How to Increase Your Vertical Jump for Volleyball

how to increase your vertical jump for volleyball

Photo By: Jomar Galvez

Are you wondering how to increase your vertical jump for volleyball? Being able to jump higher can be a major benefit in helping you to improve your game. There are obvious benefits for attackers and blockers.

Jumping higher isn’t the only benefit to this type of training. Being more explosive and powerful can make a positive impact in all aspects of the game. Volleyball is a speed and power based sport, so the more powerful the better.

Lower Body Strength

If you never lifted seriously before, you may not like it or see how it can help your game, but a good level of lower body strength is very important if you are hoping to jump high. The vertical jump ultimately comes down to how much force you can generate against the ground quickly. You can’t generate any force quickly if you can’t develop force at all.
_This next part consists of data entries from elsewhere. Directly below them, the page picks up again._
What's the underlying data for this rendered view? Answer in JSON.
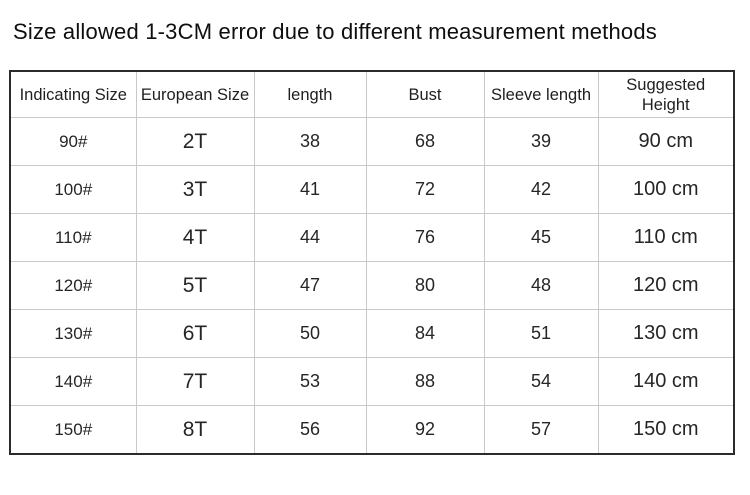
{
  "title": "Size allowed 1-3CM error due to different measurement methods",
  "table": {
    "headers": [
      "Indicating Size",
      "European Size",
      "length",
      "Bust",
      "Sleeve length",
      "Suggested Height"
    ],
    "rows": [
      [
        "90#",
        "2T",
        "38",
        "68",
        "39",
        "90 cm"
      ],
      [
        "100#",
        "3T",
        "41",
        "72",
        "42",
        "100 cm"
      ],
      [
        "110#",
        "4T",
        "44",
        "76",
        "45",
        "110 cm"
      ],
      [
        "120#",
        "5T",
        "47",
        "80",
        "48",
        "120 cm"
      ],
      [
        "130#",
        "6T",
        "50",
        "84",
        "51",
        "130 cm"
      ],
      [
        "140#",
        "7T",
        "53",
        "88",
        "54",
        "140 cm"
      ],
      [
        "150#",
        "8T",
        "56",
        "92",
        "57",
        "150 cm"
      ]
    ],
    "colors": {
      "outer_border": "#2b2b2b",
      "grid_line": "#c9c9c9",
      "text": "#262626",
      "background": "#ffffff"
    }
  }
}
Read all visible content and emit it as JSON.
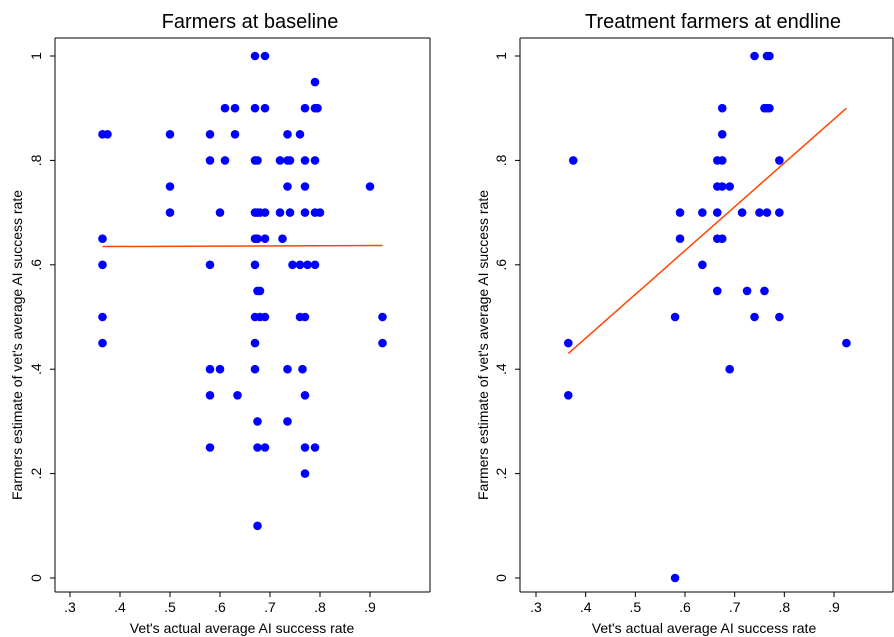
{
  "colors": {
    "points": "#0000FF",
    "fit_line": "#FF4500",
    "axes": "#000000"
  },
  "chart_data": [
    {
      "type": "scatter",
      "title": "Farmers at baseline",
      "xlabel": "Vet's actual average AI success rate",
      "ylabel": "Farmers estimate of vet's average AI success rate",
      "xlim": [
        0.3,
        0.93
      ],
      "ylim": [
        0,
        1
      ],
      "xticks": [
        0.3,
        0.4,
        0.5,
        0.6,
        0.7,
        0.8,
        0.9
      ],
      "xtick_labels": [
        ".3",
        ".4",
        ".5",
        ".6",
        ".7",
        ".8",
        ".9"
      ],
      "yticks": [
        0,
        0.2,
        0.4,
        0.6,
        0.8,
        1
      ],
      "ytick_labels": [
        "0",
        ".2",
        ".4",
        ".6",
        ".8",
        "1"
      ],
      "grid": false,
      "legend": "none",
      "fit_line": {
        "x": [
          0.365,
          0.925
        ],
        "y": [
          0.635,
          0.637
        ]
      },
      "points": [
        [
          0.365,
          0.85
        ],
        [
          0.375,
          0.85
        ],
        [
          0.365,
          0.65
        ],
        [
          0.365,
          0.6
        ],
        [
          0.365,
          0.5
        ],
        [
          0.365,
          0.45
        ],
        [
          0.5,
          0.85
        ],
        [
          0.5,
          0.75
        ],
        [
          0.5,
          0.7
        ],
        [
          0.58,
          0.85
        ],
        [
          0.58,
          0.8
        ],
        [
          0.58,
          0.6
        ],
        [
          0.58,
          0.4
        ],
        [
          0.58,
          0.35
        ],
        [
          0.58,
          0.25
        ],
        [
          0.6,
          0.7
        ],
        [
          0.6,
          0.4
        ],
        [
          0.61,
          0.9
        ],
        [
          0.61,
          0.8
        ],
        [
          0.63,
          0.9
        ],
        [
          0.63,
          0.85
        ],
        [
          0.635,
          0.35
        ],
        [
          0.67,
          1.0
        ],
        [
          0.67,
          0.9
        ],
        [
          0.67,
          0.8
        ],
        [
          0.67,
          0.7
        ],
        [
          0.67,
          0.65
        ],
        [
          0.67,
          0.6
        ],
        [
          0.67,
          0.5
        ],
        [
          0.67,
          0.45
        ],
        [
          0.67,
          0.4
        ],
        [
          0.675,
          0.8
        ],
        [
          0.675,
          0.7
        ],
        [
          0.675,
          0.65
        ],
        [
          0.675,
          0.55
        ],
        [
          0.675,
          0.3
        ],
        [
          0.675,
          0.25
        ],
        [
          0.675,
          0.1
        ],
        [
          0.68,
          0.7
        ],
        [
          0.68,
          0.55
        ],
        [
          0.68,
          0.5
        ],
        [
          0.69,
          1.0
        ],
        [
          0.69,
          0.9
        ],
        [
          0.69,
          0.7
        ],
        [
          0.69,
          0.65
        ],
        [
          0.69,
          0.5
        ],
        [
          0.69,
          0.25
        ],
        [
          0.72,
          0.8
        ],
        [
          0.72,
          0.7
        ],
        [
          0.725,
          0.65
        ],
        [
          0.735,
          0.85
        ],
        [
          0.735,
          0.8
        ],
        [
          0.735,
          0.75
        ],
        [
          0.735,
          0.4
        ],
        [
          0.735,
          0.3
        ],
        [
          0.74,
          0.8
        ],
        [
          0.74,
          0.7
        ],
        [
          0.745,
          0.6
        ],
        [
          0.76,
          0.85
        ],
        [
          0.76,
          0.6
        ],
        [
          0.76,
          0.5
        ],
        [
          0.765,
          0.4
        ],
        [
          0.77,
          0.9
        ],
        [
          0.77,
          0.8
        ],
        [
          0.77,
          0.75
        ],
        [
          0.77,
          0.7
        ],
        [
          0.77,
          0.5
        ],
        [
          0.77,
          0.35
        ],
        [
          0.77,
          0.25
        ],
        [
          0.77,
          0.2
        ],
        [
          0.775,
          0.6
        ],
        [
          0.79,
          0.95
        ],
        [
          0.79,
          0.9
        ],
        [
          0.79,
          0.8
        ],
        [
          0.79,
          0.7
        ],
        [
          0.79,
          0.6
        ],
        [
          0.79,
          0.25
        ],
        [
          0.795,
          0.9
        ],
        [
          0.8,
          0.7
        ],
        [
          0.9,
          0.75
        ],
        [
          0.925,
          0.5
        ],
        [
          0.925,
          0.45
        ]
      ]
    },
    {
      "type": "scatter",
      "title": "Treatment farmers at endline",
      "xlabel": "Vet's actual average AI success rate",
      "ylabel": "Farmers estimate of vet's average AI success rate",
      "xlim": [
        0.3,
        0.93
      ],
      "ylim": [
        0,
        1
      ],
      "xticks": [
        0.3,
        0.4,
        0.5,
        0.6,
        0.7,
        0.8,
        0.9
      ],
      "xtick_labels": [
        ".3",
        ".4",
        ".5",
        ".6",
        ".7",
        ".8",
        ".9"
      ],
      "yticks": [
        0,
        0.2,
        0.4,
        0.6,
        0.8,
        1
      ],
      "ytick_labels": [
        "0",
        ".2",
        ".4",
        ".6",
        ".8",
        "1"
      ],
      "grid": false,
      "legend": "none",
      "fit_line": {
        "x": [
          0.365,
          0.925
        ],
        "y": [
          0.43,
          0.9
        ]
      },
      "points": [
        [
          0.365,
          0.45
        ],
        [
          0.365,
          0.35
        ],
        [
          0.375,
          0.8
        ],
        [
          0.58,
          0.5
        ],
        [
          0.58,
          0.0
        ],
        [
          0.59,
          0.7
        ],
        [
          0.59,
          0.65
        ],
        [
          0.635,
          0.7
        ],
        [
          0.635,
          0.6
        ],
        [
          0.665,
          0.8
        ],
        [
          0.665,
          0.75
        ],
        [
          0.665,
          0.7
        ],
        [
          0.665,
          0.65
        ],
        [
          0.665,
          0.55
        ],
        [
          0.675,
          0.9
        ],
        [
          0.675,
          0.85
        ],
        [
          0.675,
          0.8
        ],
        [
          0.675,
          0.75
        ],
        [
          0.675,
          0.65
        ],
        [
          0.69,
          0.75
        ],
        [
          0.69,
          0.4
        ],
        [
          0.715,
          0.7
        ],
        [
          0.725,
          0.55
        ],
        [
          0.74,
          1.0
        ],
        [
          0.74,
          0.5
        ],
        [
          0.75,
          0.7
        ],
        [
          0.76,
          0.9
        ],
        [
          0.76,
          0.55
        ],
        [
          0.765,
          1.0
        ],
        [
          0.765,
          0.9
        ],
        [
          0.765,
          0.7
        ],
        [
          0.77,
          1.0
        ],
        [
          0.77,
          0.9
        ],
        [
          0.79,
          0.8
        ],
        [
          0.79,
          0.7
        ],
        [
          0.79,
          0.5
        ],
        [
          0.925,
          0.45
        ]
      ]
    }
  ]
}
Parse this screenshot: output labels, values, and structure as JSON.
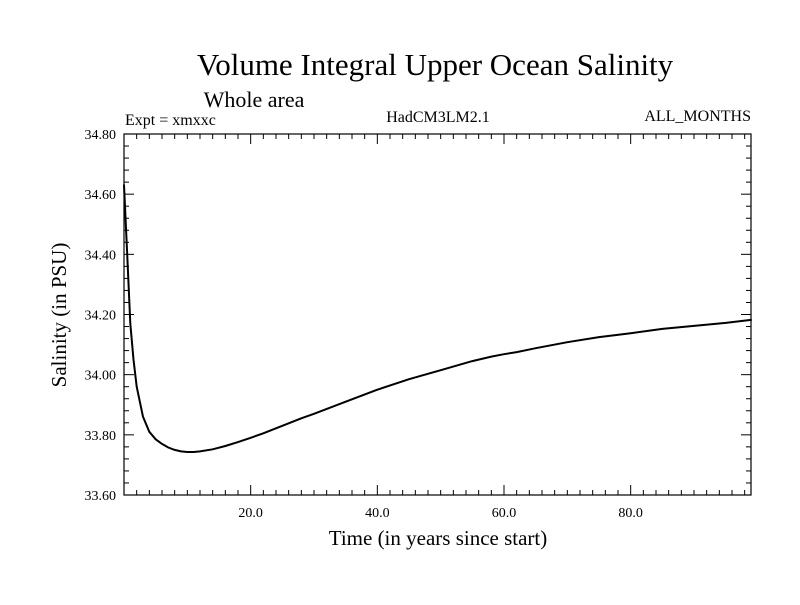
{
  "chart_data": {
    "type": "line",
    "title": "Volume Integral Upper Ocean Salinity",
    "subtitle": "Whole area",
    "annotations": {
      "left": "Expt = xmxxc",
      "center": "HadCM3LM2.1",
      "right": "ALL_MONTHS"
    },
    "xlabel": "Time (in years since start)",
    "ylabel": "Salinity (in PSU)",
    "xlim": [
      0,
      99
    ],
    "ylim": [
      33.6,
      34.8
    ],
    "xticks": [
      20,
      40,
      60,
      80
    ],
    "xtick_labels": [
      "20.0",
      "40.0",
      "60.0",
      "80.0"
    ],
    "yticks": [
      33.6,
      33.8,
      34.0,
      34.2,
      34.4,
      34.6,
      34.8
    ],
    "ytick_labels": [
      "33.60",
      "33.80",
      "34.00",
      "34.20",
      "34.40",
      "34.60",
      "34.80"
    ],
    "grid": false,
    "legend": "none",
    "line_color": "#000000",
    "series": [
      {
        "x": [
          0,
          0.5,
          1,
          1.5,
          2,
          3,
          4,
          5,
          6,
          7,
          8,
          9,
          10,
          11,
          12,
          14,
          16,
          18,
          20,
          22,
          25,
          28,
          30,
          35,
          40,
          45,
          50,
          55,
          58,
          60,
          62,
          65,
          70,
          75,
          80,
          85,
          90,
          95,
          99
        ],
        "y": [
          34.63,
          34.4,
          34.17,
          34.05,
          33.96,
          33.86,
          33.81,
          33.785,
          33.77,
          33.758,
          33.75,
          33.745,
          33.743,
          33.743,
          33.745,
          33.752,
          33.763,
          33.776,
          33.79,
          33.805,
          33.83,
          33.855,
          33.87,
          33.91,
          33.95,
          33.985,
          34.015,
          34.045,
          34.06,
          34.068,
          34.075,
          34.088,
          34.108,
          34.125,
          34.138,
          34.152,
          34.162,
          34.172,
          34.182
        ]
      }
    ]
  }
}
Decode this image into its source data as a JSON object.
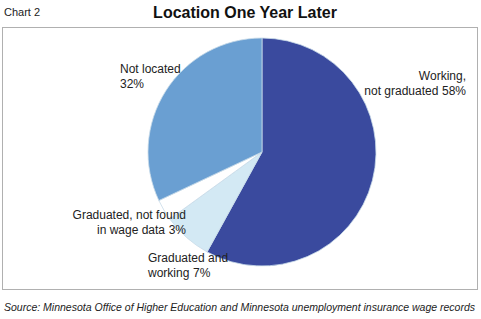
{
  "chart_data": {
    "type": "pie",
    "title": "Location One Year Later",
    "annotations": [
      "Chart 2"
    ],
    "source": "Source: Minnesota Office of Higher Education and Minnesota unemployment insurance wage records",
    "categories": [
      "Working,\nnot graduated",
      "Graduated and\nworking",
      "Graduated, not found\nin wage data",
      "Not located"
    ],
    "values": [
      58,
      7,
      3,
      32
    ],
    "value_labels": [
      "58%",
      "7%",
      "3%",
      "32%"
    ],
    "colors": [
      "#3a4a9e",
      "#d3e9f4",
      "#ffffff",
      "#6a9fd2"
    ],
    "data_labels": true
  }
}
Beginners should focus on compound exercises, such as back squats, front squats, and deadlifts. These are proven exercises for strengthening the lower body and lower back, which are both crucial for power development. Supplementary exercises such as lunges, step-ups, and different hamstring curl variations are great for strengthening the legs.

Olympic lifts, such as the clean, snatch, and all their variations, are great overall power and strength developers. These can be trickier for beginners, but they can provide many benefits if you learn to do them right.


Plyometrics are explosive exercise that are used to build power. Most jumping drills and exercises can be considered plyometrics. Why do we do them? In general, the more similar an exercise is to the goal exercise, the more likely it is to help that exercise. So basically, jumping explosively will help you jump explosively better. They have also been proven in many studies, including this one, to lead to positive improvements in anaerobic power output and vertical jump performance.

Depth jumps are one great plyo exercise. You simply step off of a short box or bench and immediately jump for height after hitting the ground. These are very demanding on the body and you should start with a conservative height to step off from. You can see a demo in the video below.

Box jumps are another great jumping exercise. As you could probably guess from the name, you simply jump onto a box. Again, go with a conservative height to start, unless you want to see busted-up shins. The video below shows a demonstration of box jumps.

Why do we work on lower body strength before plyometrics if they are so effective? Most strength coaches recommend having a certain level of strength before doing jump training. This is because they are very intense and can cause a lot of damage to the body if you aren’t strong enough to withstand it. Many experts recommend having experience and base strength with exercises like the barbell squat before getting into jumping drills. Females especially are at an increased risk of knee injuries. This could be caused in part by a lack of strength and muscular development.

It’s easy to see the benefits of plyos and they can make a great addition to many experienced volleyball training programs. Just be cautious when introducing them to a new athlete. They may seem like harmless jumping, but if they are done right, they are very challenging to the body. Always warm up and use proper technique. Be conservative when planning the heights for each jump until the athlete proves capable.

Plyometrics should be done with a limited number of reps. Remember, they are done for power development, not endurance training. Many coaches make the mistake of having their athletes perform too many jumps. Combined with the number of jumps performed in a practice, they might get more endurance work than power training, which could actually hurt their max vertical jump. Keep the reps limited and as explosive as possible to recruit the maximum number of muscle fibers. They should also be done at the start of a training session, only after a warm-up, to ensure the athlete is fresh.

Upper Body Strength

Why do you need to train the upper body to jump higher? While it may be less important than the lower body, it is still involved in jumping. Jumping is really a total body exercise, because force transfers through the entire body and is exerted upwards. If you are weak in the upper body, particularly the back, you won’t be able to transfer force upwards. Having a strong back can also help lead to proper posture when the athlete is fatigued. If you have poor posture, your jumping technique won’t be very good. Exercise such as the bench press and lat pulldowns can help upper body strength development.

Core Strength

Similar to the upper body part listed above, the core helps transfer power and stabilize the body during a jump. It is much harder to jump high if your shoulders are hunched forward because you have a weak back for example. You’ll want to work the core in all directions, because in a match you’ll be jumping from different directions and angles. Planks, side bends, and kettlebell swings are great for the core. These combine to hit the core from all directions, including the abs, obliques, and lower back. A strong core will help to stabilize your posture on the court.

Improving your vertical jump for volleyball can have a great impact on all aspects of your game. Power and jumping ability are crucial in volleyball. While it may take awhile to see increases, they will be well worth the wait.